Das Stiftsteam umfasst etwa 35 Helfer, wobei noch rund zehn Ehrenamtliche hinzukommen, um das Fest auf die Beine zu stellen. „Es kommen immer wieder neue Ehrenamtliche dazu“, sagt Hartmann. Sie haben unterschiedliche Fähigkeiten, die wiederum dazu beitragen, neue Angebote zu integrieren. Ingrid Günther ist eine der neuen Helferinnen. „Es ist nicht mein einziges Ehrenamt“, erzählt die 77-Jährige. Aber als Bärbel Hartmann fragte, ob jemand beim Stiftsfest helfen würde, „da habe ich einfach zugesagt“, so Günther. Sie habe die Zeit und die Lust dazu. Durch die Arbeit lerne man immer wieder neue Menschen kennen, kann Kontakte knüpfen. „Ich würde es nächstes Jahr gern wieder machen“, sagt die 77-Jährige.

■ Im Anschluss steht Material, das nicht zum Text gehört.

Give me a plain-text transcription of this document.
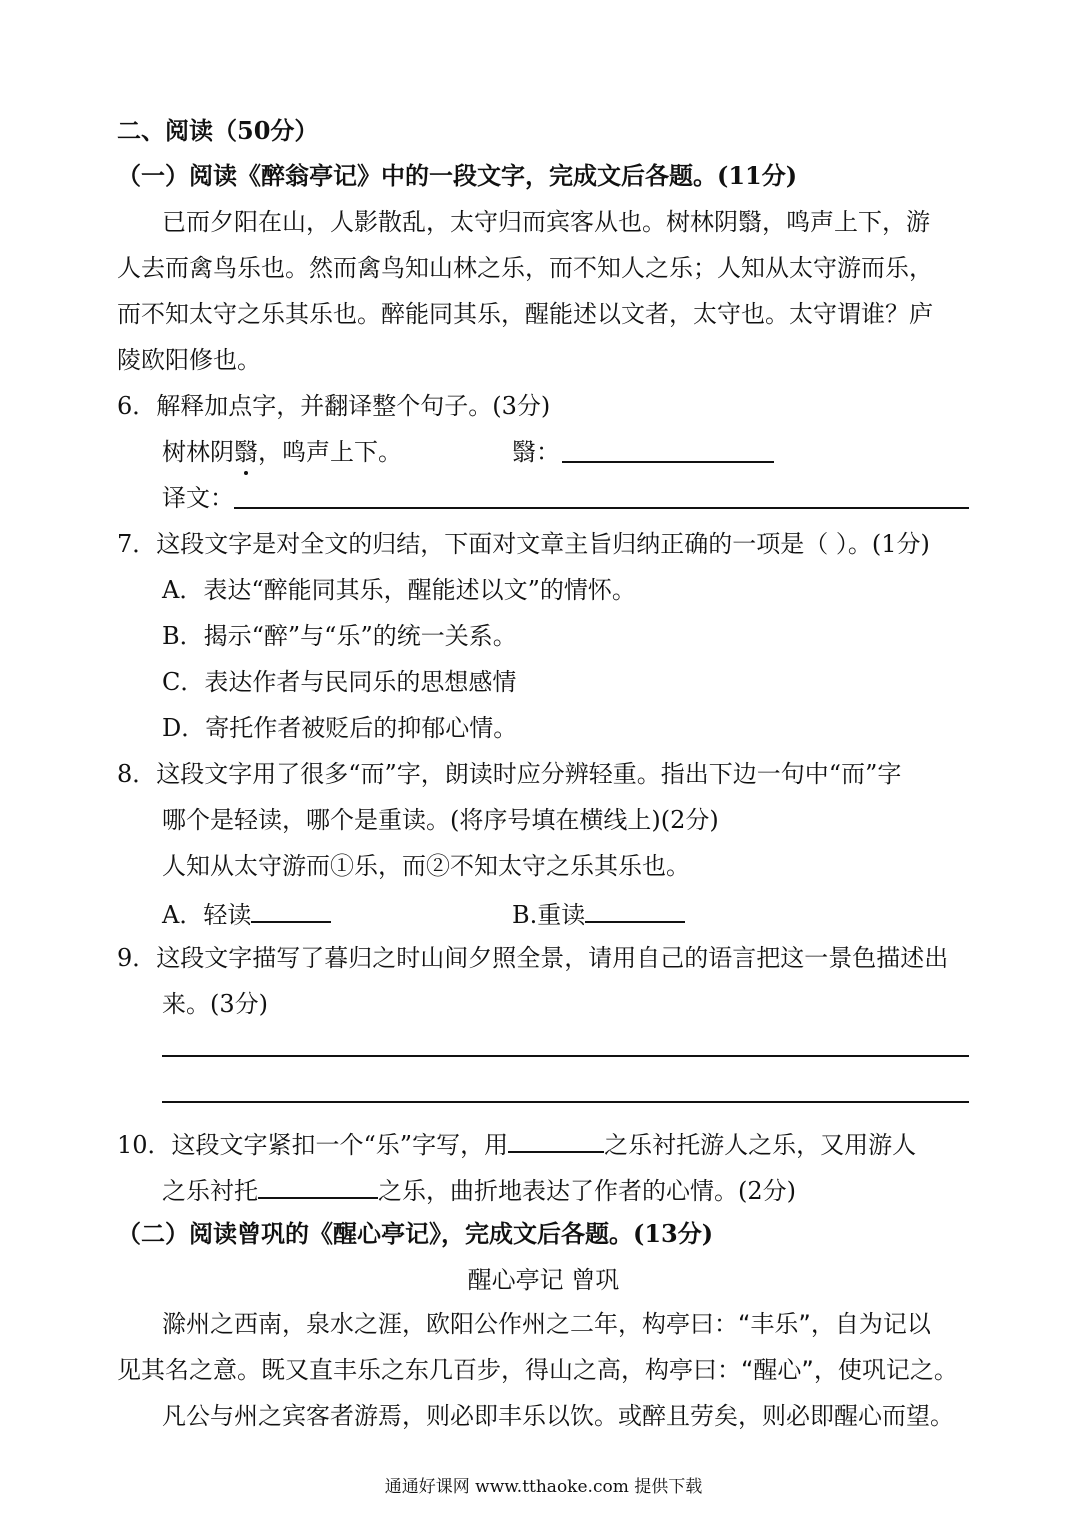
二、阅读（50分）
（一）阅读《醉翁亭记》中的一段文字，完成文后各题。(11分)
已而夕阳在山，人影散乱，太守归而宾客从也。树林阴翳，鸣声上下，游
人去而禽鸟乐也。然而禽鸟知山林之乐，而不知人之乐；人知从太守游而乐，
而不知太守之乐其乐也。醉能同其乐，醒能述以文者，太守也。太守谓谁？庐
陵欧阳修也。
6．解释加点字，并翻译整个句子。(3分)
树林阴翳，鸣声上下。	翳：
译文：
7．这段文字是对全文的归结，下面对文章主旨归纳正确的一项是（ ）。(1分)
A．表达“醉能同其乐，醒能述以文”的情怀。
B．揭示“醉”与“乐”的统一关系。
C．表达作者与民同乐的思想感情
D．寄托作者被贬后的抑郁心情。
8．这段文字用了很多“而”字，朗读时应分辨轻重。指出下边一句中“而”字
哪个是轻读，哪个是重读。(将序号填在横线上)(2分)
人知从太守游而①乐，而②不知太守之乐其乐也。
A．轻读	B.重读
9．这段文字描写了暮归之时山间夕照全景，请用自己的语言把这一景色描述出
来。(3分)
10．这段文字紧扣一个“乐”字写，用	之乐衬托游人之乐，又用游人
之乐衬托	之乐，曲折地表达了作者的心情。(2分)
（二）阅读曾巩的《醒心亭记》，完成文后各题。(13分)
醒心亭记 曾巩
滁州之西南，泉水之涯，欧阳公作州之二年，构亭曰：“丰乐”，自为记以
见其名之意。既又直丰乐之东几百步，得山之高，构亭曰：“醒心”，使巩记之。
凡公与州之宾客者游焉，则必即丰乐以饮。或醉且劳矣，则必即醒心而望。
通通好课网 www.tthaoke.com 提供下载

Ihr stimmt Margret Keller zu. Sie ist seit etwa fünf Jahren im ehrenamtlichen Team. „Ich helfe prinzipiell gern“, begründet die 73-Jährige ihre Entscheidung. Hier treffe sie nicht nur neue, sondern auch alte Bekannte wieder. Mit einem Lächeln begrüßt Andrea Blankenburg die Gäste des Festes. „Heute läuft es sehr gut, das Essen ist fast weg“, resümiert sie an der Kasse. Der hauptamtlichen Helferin mache die Arbeit Spaß, wie sie sagt.

Das Programm war im Sinne der Reformation und der Geschichte des Stifts. So standen gemeinsame Gespräche wie die „Bibelanstalt von damals in ihrer Bedeutung für heute“, mit Dragica Urtelj, Generalkonsulin. Oder „Slowenien/Kroatien im Stift, damals und heute – künstlerisch und ökumenisch“ mit Pfarrer Luka Ilic und dem Künstler Matej Metlikovic an. Letzterer führte auch durch seine Ausstellung „Illuminations“, die schon seit dem 16. Juli im Stift zu sehen ist. Zudem gab es noch Hausführungen und die Möglichkeit, vom Kirchendach über Bad Urach zu schauen mit Dorothea Henzler.

Eröffnet wurde der Sonntag mit einem Gottesdienst in der Amanduskirche, bei dem Bischof Geza Filo aus Ljubljana teilnahm. Neben Programmpunkten für Kinder, die sich mit dem Thema Europa befassten, stand klar die Gemeinschaft im Fokus.

500

Jahre Reformation in Europa. Unter diesem Motto stand das Stiftsfest in Bad Urach. Zum Tag des offenen Denkmals hatten Besucher die Chance, Führungen durchs Stift zu machen.